Was ist der Fluchtpunkt dieses Zorns? Ist Rashidas Revolte ein Putsch oder eine Revolution? So wenig der Film über die Vorgeschichte seiner Protagonistin preisgibt, so vage bleibt er auch bei der Frage ihrer Handlungsziele. Glaubt man Rashida, dann torpediert sie den verhassten „Krückenfrieden“ ihres Bruders nicht nur, weil sie ihn als Herrscher ablösen will, sondern auch, weil sie sich von den Ketten ihrer sozialen Existenz als Frau befreien will. „Freiheit“ ist das erste Wort, das wir in der furiosen Eröffnungssequenz des Films aus Rashidas Mund vernehmen.
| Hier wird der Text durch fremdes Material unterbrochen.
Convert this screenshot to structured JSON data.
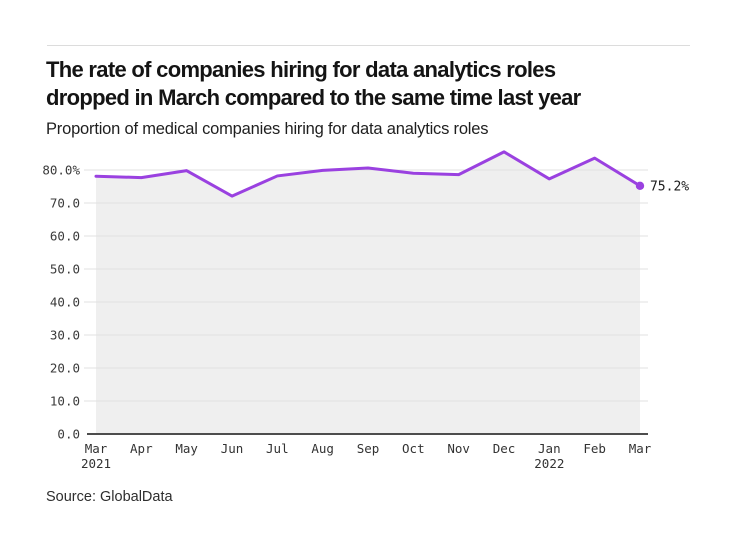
{
  "page": {
    "title_line1": "The rate of companies hiring for data analytics roles",
    "title_line2": "dropped in March compared to the same time last year",
    "subtitle": "Proportion of medical companies hiring for data analytics roles",
    "source": "Source: GlobalData"
  },
  "chart_data": {
    "type": "area",
    "title": "The rate of companies hiring for data analytics roles dropped in March compared to the same time last year",
    "subtitle": "Proportion of medical companies hiring for data analytics roles",
    "categories": [
      "Mar 2021",
      "Apr",
      "May",
      "Jun",
      "Jul",
      "Aug",
      "Sep",
      "Oct",
      "Nov",
      "Dec",
      "Jan 2022",
      "Feb",
      "Mar"
    ],
    "values": [
      78.1,
      77.7,
      79.8,
      72.1,
      78.2,
      79.9,
      80.6,
      79.0,
      78.6,
      85.5,
      77.3,
      83.6,
      75.2
    ],
    "end_point_label": "75.2%",
    "xlabel": "",
    "ylabel": "",
    "ylim": [
      0,
      88
    ],
    "grid": true,
    "legend": "none",
    "y_ticks": [
      {
        "value": 80,
        "label": "80.0%"
      },
      {
        "value": 70,
        "label": "70.0"
      },
      {
        "value": 60,
        "label": "60.0"
      },
      {
        "value": 50,
        "label": "50.0"
      },
      {
        "value": 40,
        "label": "40.0"
      },
      {
        "value": 30,
        "label": "30.0"
      },
      {
        "value": 20,
        "label": "20.0"
      },
      {
        "value": 10,
        "label": "10.0"
      },
      {
        "value": 0,
        "label": "0.0"
      }
    ],
    "colors": {
      "line": "#9a41e0",
      "area_fill": "#efefef",
      "gridline": "#e1e1e1",
      "axis_line": "#4d4d4d",
      "marker": "#9a41e0"
    }
  }
}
Freiheit ist auch das, was sie im zweiten Akt ihrem Love Interest, der schönen Ghanima Lancaster (Mona Zarreh Hoshyari Khah), verspricht, nachdem sie ein paar Szenen zuvor deren gewalttätigen Ehemann hat ermorden lassen (was Ghanima ihr schnell verzeiht). Die Freiheit, zu lieben, wen sie will, und die Freiheit, andere zu vernichten, sind für Rashida dabei eins. Sie unterscheidet nicht zwischen legitimen und illegitimen Zielen, nur zwischen Zielen, die ihrem Willen entsprechen, und solchen, die es nicht tun. Dieser Wille ist die einzige Maßgabe ihres Zorns. „Ich bin kein Tier”, insistiert sie in einer Szene. Ein Tier, sagt Rashida, „muss muss muss“, sie dagegen tue, was sie will.
Freiheit und Willkür – zwischen diesen beiden Begriffen entfaltet sich das Drama dieser Figur, die abgründige Ambivalenz ihrer Befreiung. Kein Tier. So wild. ist ein Film, der sich lieber dem Nihilismus-Vorwurf aussetzt, als diese Ambivalenz zugunsten eines klaren moralischen Urteils – für oder gegen seine Heldin – aufzulösen. Man kann das perfide finden oder grandios, konsequent oder inkonsequent. Entziehen kann man sich der Sogkraft dieses Films nicht.